I’ll continue to write, but now unaffiliated with OSU and MSE, at a blog location to be determined. If you know me personally, shoot me an e-mail to let me know you’re interested in following along in the new location. Otherwise, you’re welcome to leave a note in the comments section with your request for the new web address (avoid the spammers by formatting your e-mail like joeschmoe-at-osu-dot-edu), or who knows, I may just end up posting the new address in the comments section sometime down the road. Thanks for your readership!

I am that girl

June 6, 2009

I woke up early this morning to drive down to Athens for my good friend Jen’s graduation from Ohio University’s College of Osteopathic Medicine. I knew that after the ceremony, her extended family and some of her friends would be picnicking out by some cabins in one of the many breathtakingly beautiful state parks in southeast Ohio, so I wanted to make a quick stop at the grocery store to pick something up before hitting the road.  Sparkling grape juice sounded good to me – fun for kids and adults alike! Who doesn’t love sparkling grape juice?

I figured that it’d be a quick dash in and out of the store – make a beeline to the juice aisle, grab a few bottles of Welch’s sparkling grape juice (I am all about going name-brand for special occasions), swipe my credit card, and be on Route 33 before I knew it. However, there was no sparkling grape juice in the juice aisle. So I began walking purposefully through the aisles of the grocery store and bemoaning the fact that Aldi wasn’t open at that hour. I know where the sparkling grape juice is at Aldi! And it’s inexpensive! I love Aldi!

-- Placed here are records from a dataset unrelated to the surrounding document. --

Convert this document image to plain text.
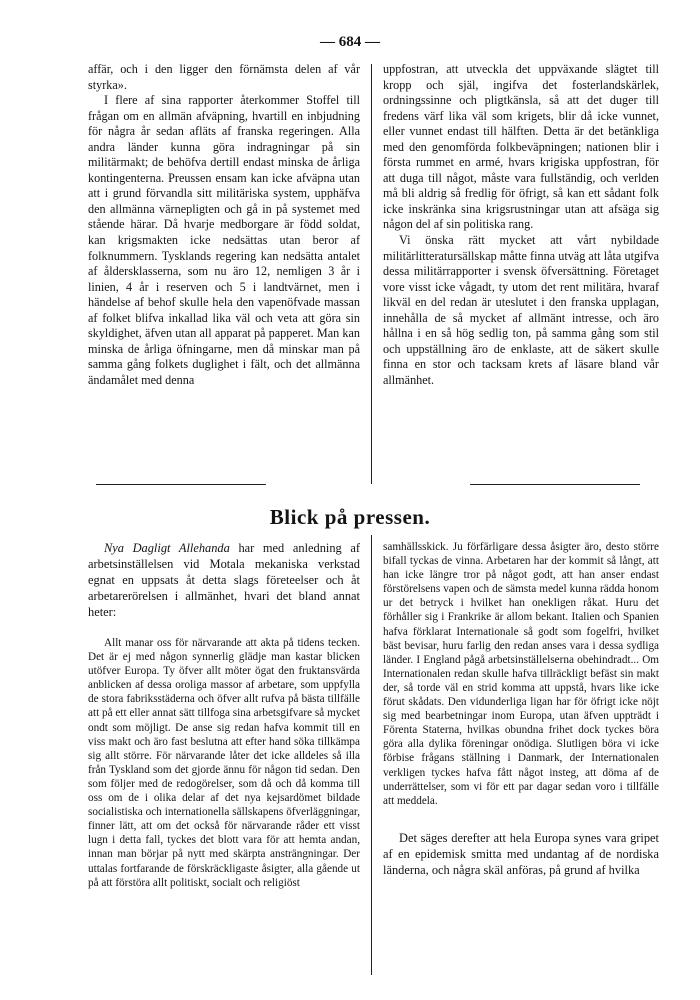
— 684 —

affär, och i den ligger den förnämsta delen af vår styrka».

I flere af sina rapporter återkommer Stoffel till frågan om en allmän afväpning, hvartill en inbjudning för några år sedan afläts af franska regeringen. Alla andra länder kunna göra indragningar på sin militärmakt; de behöfva dertill endast minska de årliga kontingenterna. Preussen ensam kan icke afväpna utan att i grund förvandla sitt militäriska system, upphäfva den allmänna värnepligten och gå in på systemet med stående härar. Då hvarje medborgare är född soldat, kan krigsmakten icke nedsättas utan beror af folknummern. Tysklands regering kan nedsätta antalet af åldersklasserna, som nu äro 12, nemligen 3 år i linien, 4 år i reserven och 5 i landtvärnet, men i händelse af behof skulle hela den vapenöfvade massan af folket blifva inkallad lika väl och veta att göra sin skyldighet, äfven utan all apparat på papperet. Man kan minska de årliga öfningarne, men då minskar man på samma gång folkets duglighet i fält, och det allmänna ändamålet med denna

uppfostran, att utveckla det uppväxande slägtet till kropp och själ, ingifva det fosterlandskärlek, ordningssinne och pligtkänsla, så att det duger till fredens värf lika väl som krigets, blir då icke vunnet, eller vunnet endast till hälften. Detta är det betänkliga med den genomförda folkbeväpningen; nationen blir i första rummet en armé, hvars krigiska uppfostran, för att duga till något, måste vara fullständig, och verlden må bli aldrig så fredlig för öfrigt, så kan ett sådant folk icke inskränka sina krigsrustningar utan att afsäga sig någon del af sin politiska rang.

Vi önska rätt mycket att vårt nybildade militärlitteratursällskap måtte finna utväg att låta utgifva dessa militärrapporter i svensk öfversättning. Företaget vore visst icke vågadt, ty utom det rent militära, hvaraf likväl en del redan är uteslutet i den franska upplagan, innehålla de så mycket af allmänt intresse, och äro hållna i en så hög sedlig ton, på samma gång som stil och uppställning äro de enklaste, att de säkert skulle finna en stor och tacksam krets af läsare bland vår allmänhet.

Blick på pressen.

Nya Dagligt Allehanda har med anledning af arbetsinställelsen vid Motala mekaniska verkstad egnat en uppsats åt detta slags företeelser och åt arbetarerörelsen i allmänhet, hvari det bland annat heter:

Allt manar oss för närvarande att akta på tidens tecken. Det är ej med någon synnerlig glädje man kastar blicken utöfver Europa. Ty öfver allt möter ögat den fruktansvärda anblicken af dessa oroliga massor af arbetare, som uppfylla de stora fabriksstäderna och öfver allt rufva på bästa tillfälle att på ett eller annat sätt tillfoga sina arbetsgifvare så mycket ondt som möjligt. De anse sig redan hafva kommit till en viss makt och äro fast beslutna att efter hand söka tillkämpa sig allt större. För närvarande låter det icke alldeles så illa från Tyskland som det gjorde ännu för någon tid sedan. Den som följer med de redogörelser, som då och då komma till oss om de i olika delar af det nya kejsardömet bildade socialistiska och internationella sällskapens öfverläggningar, finner lätt, att om det också för närvarande råder ett visst lugn i detta fall, tyckes det blott vara för att hemta andan, innan man börjar på nytt med skärpta ansträngningar. Der uttalas fortfarande de förskräckligaste åsigter, alla gående ut på att förstöra allt politiskt, socialt och religiöst

samhällsskick. Ju förfärligare dessa åsigter äro, desto större bifall tyckas de vinna. Arbetaren har der kommit så långt, att han icke längre tror på något godt, att han anser endast förstörelsens vapen och de sämsta medel kunna rädda honom ur det betryck i hvilket han onekligen råkat. Huru det förhåller sig i Frankrike är allom bekant. Italien och Spanien hafva förklarat Internationale så godt som fogelfri, hvilket bäst bevisar, huru farlig den redan anses vara i dessa sydliga länder. I England pågå arbetsinställelserna obehindradt... Om Internationalen redan skulle hafva tillräckligt befäst sin makt der, så torde väl en strid komma att uppstå, hvars like icke förut skådats. Den vidunderliga ligan har för öfrigt icke nöjt sig med bearbetningar inom Europa, utan äfven uppträdt i Förenta Staterna, hvilkas obundna frihet dock tyckes böra göra alla dylika föreningar onödiga. Slutligen böra vi icke förbise frågans ställning i Danmark, der Internationalen verkligen tyckes hafva fått något insteg, att döma af de underrättelser, som vi för ett par dagar sedan voro i tillfälle att meddela.

Det säges derefter att hela Europa synes vara gripet af en epidemisk smitta med undantag af de nordiska länderna, och några skäl anföras, på grund af hvilka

After about a minute of pacing and grumbling, I ran into a guy stocking meat.

“Excuse me,” I said, “Where is your sparkling grape juice located?”

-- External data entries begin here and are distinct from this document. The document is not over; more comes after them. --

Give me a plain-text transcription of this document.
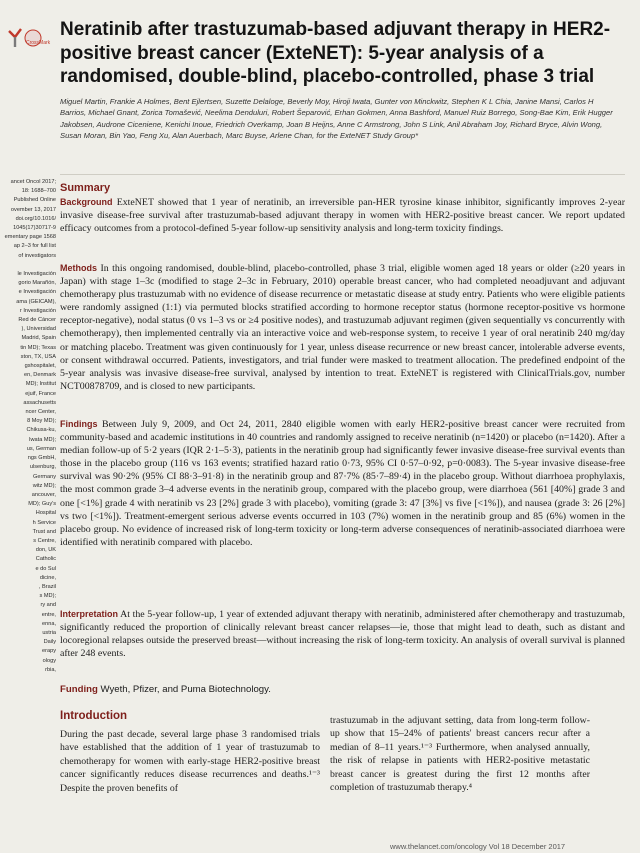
CrossMark
Neratinib after trastuzumab-based adjuvant therapy in HER2-positive breast cancer (ExteNET): 5-year analysis of a randomised, double-blind, placebo-controlled, phase 3 trial
Miguel Martin, Frankie A Holmes, Bent Ejlertsen, Suzette Delaloge, Beverly Moy, Hiroji Iwata, Gunter von Minckwitz, Stephen K L Chia, Janine Mansi, Carlos H Barrios, Michael Gnant, Zorica Tomašević, Neelima Denduluri, Robert Šeparović, Erhan Gokmen, Anna Bashford, Manuel Ruiz Borrego, Song-Bae Kim, Erik Hugger Jakobsen, Audrone Ciceniene, Kenichi Inoue, Friedrich Overkamp, Joan B Heijns, Anne C Armstrong, John S Link, Anil Abraham Joy, Richard Bryce, Alvin Wong, Susan Moran, Bin Yao, Feng Xu, Alan Auerbach, Marc Buyse, Arlene Chan, for the ExteNET Study Group*
ancet Oncol 2017;
18: 1688–700
Published Online
ovember 13, 2017
doi.org/10.1016/
1045(17)30717-9
ementary page 1568
ap 2–3 for full list
of investigators

le Investigación
gorio Marañón,
e Investigación
ama (GEICAM),
r Investigación
Red de Cáncer
), Universidad
Madrid, Spain
tin MD); Texas
ston, TX, USA
gshospitalet,
en, Denmark
MD); Institut
ejuif, France
assachusetts
ncer Center,
8 Moy MD);
Chikusa-ku,
Iwata MD);
us, German
ngs GmbH,
ulsenburg,
Germany
witz MD);
ancouver,
MD); Guy's
Hospital
h Service
Trust and
s Centre,
don, UK
Catholic
e do Sul
dicine,
, Brazil
s MD);
ry and
entre,
enna,
ustria
Daily
erapy
ology
rbia,
Summary

Background ExteNET showed that 1 year of neratinib, an irreversible pan-HER tyrosine kinase inhibitor, significantly improves 2-year invasive disease-free survival after trastuzumab-based adjuvant therapy in women with HER2-positive breast cancer. We report updated efficacy outcomes from a protocol-defined 5-year follow-up sensitivity analysis and long-term toxicity findings.

Methods In this ongoing randomised, double-blind, placebo-controlled, phase 3 trial, eligible women aged 18 years or older (≥20 years in Japan) with stage 1–3c (modified to stage 2–3c in February, 2010) operable breast cancer, who had completed neoadjuvant and adjuvant chemotherapy plus trastuzumab with no evidence of disease recurrence or metastatic disease at study entry. Patients who were eligible patients were randomly assigned (1:1) via permuted blocks stratified according to hormone receptor status (hormone receptor-positive vs hormone receptor-negative), nodal status (0 vs 1–3 vs or ≥4 positive nodes), and trastuzumab adjuvant regimen (given sequentially vs concurrently with chemotherapy), then implemented centrally via an interactive voice and web-response system, to receive 1 year of oral neratinib 240 mg/day or matching placebo. Treatment was given continuously for 1 year, unless disease recurrence or new breast cancer, intolerable adverse events, or consent withdrawal occurred. Patients, investigators, and trial funder were masked to treatment allocation. The predefined endpoint of the 5-year analysis was invasive disease-free survival, analysed by intention to treat. ExteNET is registered with ClinicalTrials.gov, number NCT00878709, and is closed to new participants.

Findings Between July 9, 2009, and Oct 24, 2011, 2840 eligible women with early HER2-positive breast cancer were recruited from community-based and academic institutions in 40 countries and randomly assigned to receive neratinib (n=1420) or placebo (n=1420). After a median follow-up of 5·2 years (IQR 2·1–5·3), patients in the neratinib group had significantly fewer invasive disease-free survival events than those in the placebo group (116 vs 163 events; stratified hazard ratio 0·73, 95% CI 0·57–0·92, p=0·0083). The 5-year invasive disease-free survival was 90·2% (95% CI 88·3–91·8) in the neratinib group and 87·7% (85·7–89·4) in the placebo group. Without diarrhoea prophylaxis, the most common grade 3–4 adverse events in the neratinib group, compared with the placebo group, were diarrhoea (561 [40%] grade 3 and one [<1%] grade 4 with neratinib vs 23 [2%] grade 3 with placebo), vomiting (grade 3: 47 [3%] vs five [<1%]), and nausea (grade 3: 26 [2%] vs two [<1%]). Treatment-emergent serious adverse events occurred in 103 (7%) women in the neratinib group and 85 (6%) women in the placebo group. No evidence of increased risk of long-term toxicity or long-term adverse consequences of neratinib-associated diarrhoea were identified with neratinib compared with placebo.

Interpretation At the 5-year follow-up, 1 year of extended adjuvant therapy with neratinib, administered after chemotherapy and trastuzumab, significantly reduced the proportion of clinically relevant breast cancer relapses—ie, those that might lead to death, such as distant and locoregional relapses outside the preserved breast—without increasing the risk of long-term toxicity. An analysis of overall survival is planned after 248 events.

Funding Wyeth, Pfizer, and Puma Biotechnology.
Introduction

During the past decade, several large phase 3 randomised trials have established that the addition of 1 year of trastuzumab to chemotherapy for women with early-stage HER2-positive breast cancer significantly reduces disease recurrences and deaths.¹⁻³ Despite the proven benefits of

trastuzumab in the adjuvant setting, data from long-term follow-up show that 15–24% of patients' breast cancers recur after a median of 8–11 years.¹⁻³ Furthermore, when analysed annually, the risk of relapse in patients with HER2-positive metastatic breast cancer is greatest during the first 12 months after completion of trastuzumab therapy.⁴

www.thelancet.com/oncology Vol 18 December 2017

He gave me an aisle number, and I power-walked in my dressy clothes to what ended up being the juice aisle. I scanned the shelf again, then walked over an aisle to where the pop (or soda – whatever) is located. There was a guy unloading pop (“soda”) from a cart.

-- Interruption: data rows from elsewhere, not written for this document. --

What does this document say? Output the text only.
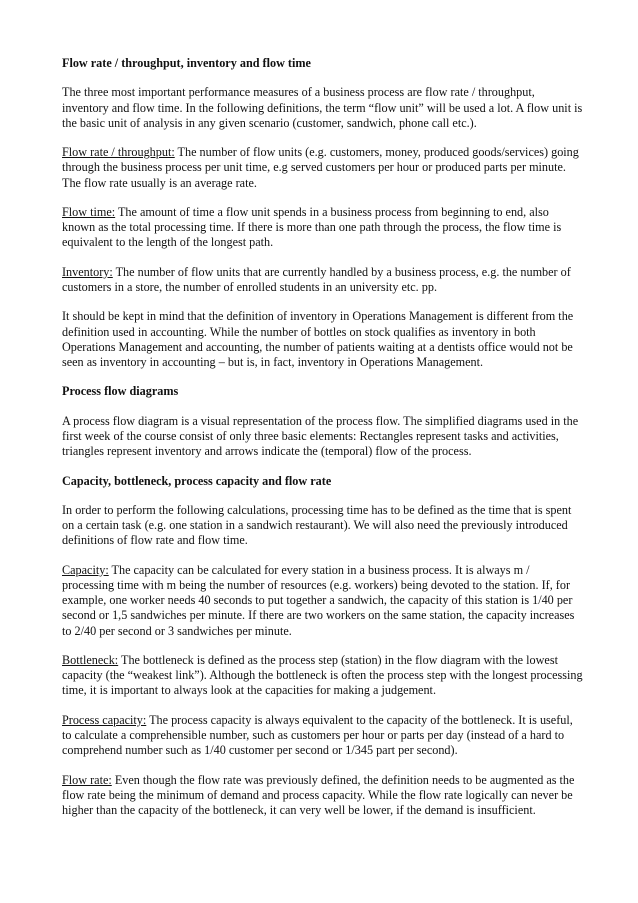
Flow rate / throughput, inventory and flow time

The three most important performance measures of a business process are flow rate / throughput, inventory and flow time. In the following definitions, the term “flow unit” will be used a lot. A flow unit is the basic unit of analysis in any given scenario (customer, sandwich, phone call etc.).

Flow rate / throughput: The number of flow units (e.g. customers, money, produced goods/services) going through the business process per unit time, e.g served customers per hour or produced parts per minute. The flow rate usually is an average rate.

Flow time: The amount of time a flow unit spends in a business process from beginning to end, also known as the total processing time. If there is more than one path through the process, the flow time is equivalent to the length of the longest path.

Inventory: The number of flow units that are currently handled by a business process, e.g. the number of customers in a store, the number of enrolled students in an university etc. pp.

It should be kept in mind that the definition of inventory in Operations Management is different from the definition used in accounting. While the number of bottles on stock qualifies as inventory in both Operations Management and accounting, the number of patients waiting at a dentists office would not be seen as inventory in accounting – but is, in fact, inventory in Operations Management.

Process flow diagrams

A process flow diagram is a visual representation of the process flow. The simplified diagrams used in the first week of the course consist of only three basic elements: Rectangles represent tasks and activities, triangles represent inventory and arrows indicate the (temporal) flow of the process.

Capacity, bottleneck, process capacity and flow rate

In order to perform the following calculations, processing time has to be defined as the time that is spent on a certain task (e.g. one station in a sandwich restaurant). We will also need the previously introduced definitions of flow rate and flow time.

Capacity: The capacity can be calculated for every station in a business process. It is always m / processing time with m being the number of resources (e.g. workers) being devoted to the station. If, for example, one worker needs 40 seconds to put together a sandwich, the capacity of this station is 1/40 per second or 1,5 sandwiches per minute. If there are two workers on the same station, the capacity increases to 2/40 per second or 3 sandwiches per minute.

Bottleneck: The bottleneck is defined as the process step (station) in the flow diagram with the lowest capacity (the “weakest link”). Although the bottleneck is often the process step with the longest processing time, it is important to always look at the capacities for making a judgement.

Process capacity: The process capacity is always equivalent to the capacity of the bottleneck. It is useful, to calculate a comprehensible number, such as customers per hour or parts per day (instead of a hard to comprehend number such as 1/40 customer per second or 1/345 part per second).

Flow rate: Even though the flow rate was previously defined, the definition needs to be augmented as the flow rate being the minimum of demand and process capacity. While the flow rate logically can never be higher than the capacity of the bottleneck, it can very well be lower, if the demand is insufficient.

“Excuse me, do you carry sparkling grape juice?”

The guy stood up and said, “Um, I don’t work here. I work for Pepsi. And I can tell you that we don’t carry that.”

Oh, you work for Pepsi? my internal monologue said. Is that why you have the word “Pepsi” and its logo embroidered on the left breast of your collared shirt? Please excuse the illiterate moron.

“Oh. Right. Sorry.”

I strode down one last aisle and ran into a (real) grocery store employee.

“Excuse me,” I began, waiting for the employee’s less-than-helpful response. “Where do you carry sparkling grape juice?”

“Oh, sparkling grape juice? That’d either be in the juice aisle or the natural foods section.”

“Well, it’s not in the juice aisle, so I’ll check the natural foods aisle. Thanks.” I walked over to the “sparkling natural foods” section, scanned the shelf and spotted some overpriced Izze beverages (not at all what I was looking for), and wondered if a bottle of plain old (name-brand) grape juice would have the same appeal as sparkling grape juice. I could always shake it up really well, I reasoned. Instead of choosing the ultra-lame route, I walked over to the wine aisle and muttered unpleasantries as I picked out a Cabernet. Not fun for kids, and not fun for people who have to drive for an hour and a half after the picnic.

I waited in line at the cashier, who along with the one other customer in the store probably wondered why on earth I’d been circling the juice aisle for ten minutes. When it was my turn, she asked how I was, and I was all, “Oh, good, good…how are you?” She just stared at me.

Because I am that girl who buys only a bottle of wine at 6:45 on a Saturday morning.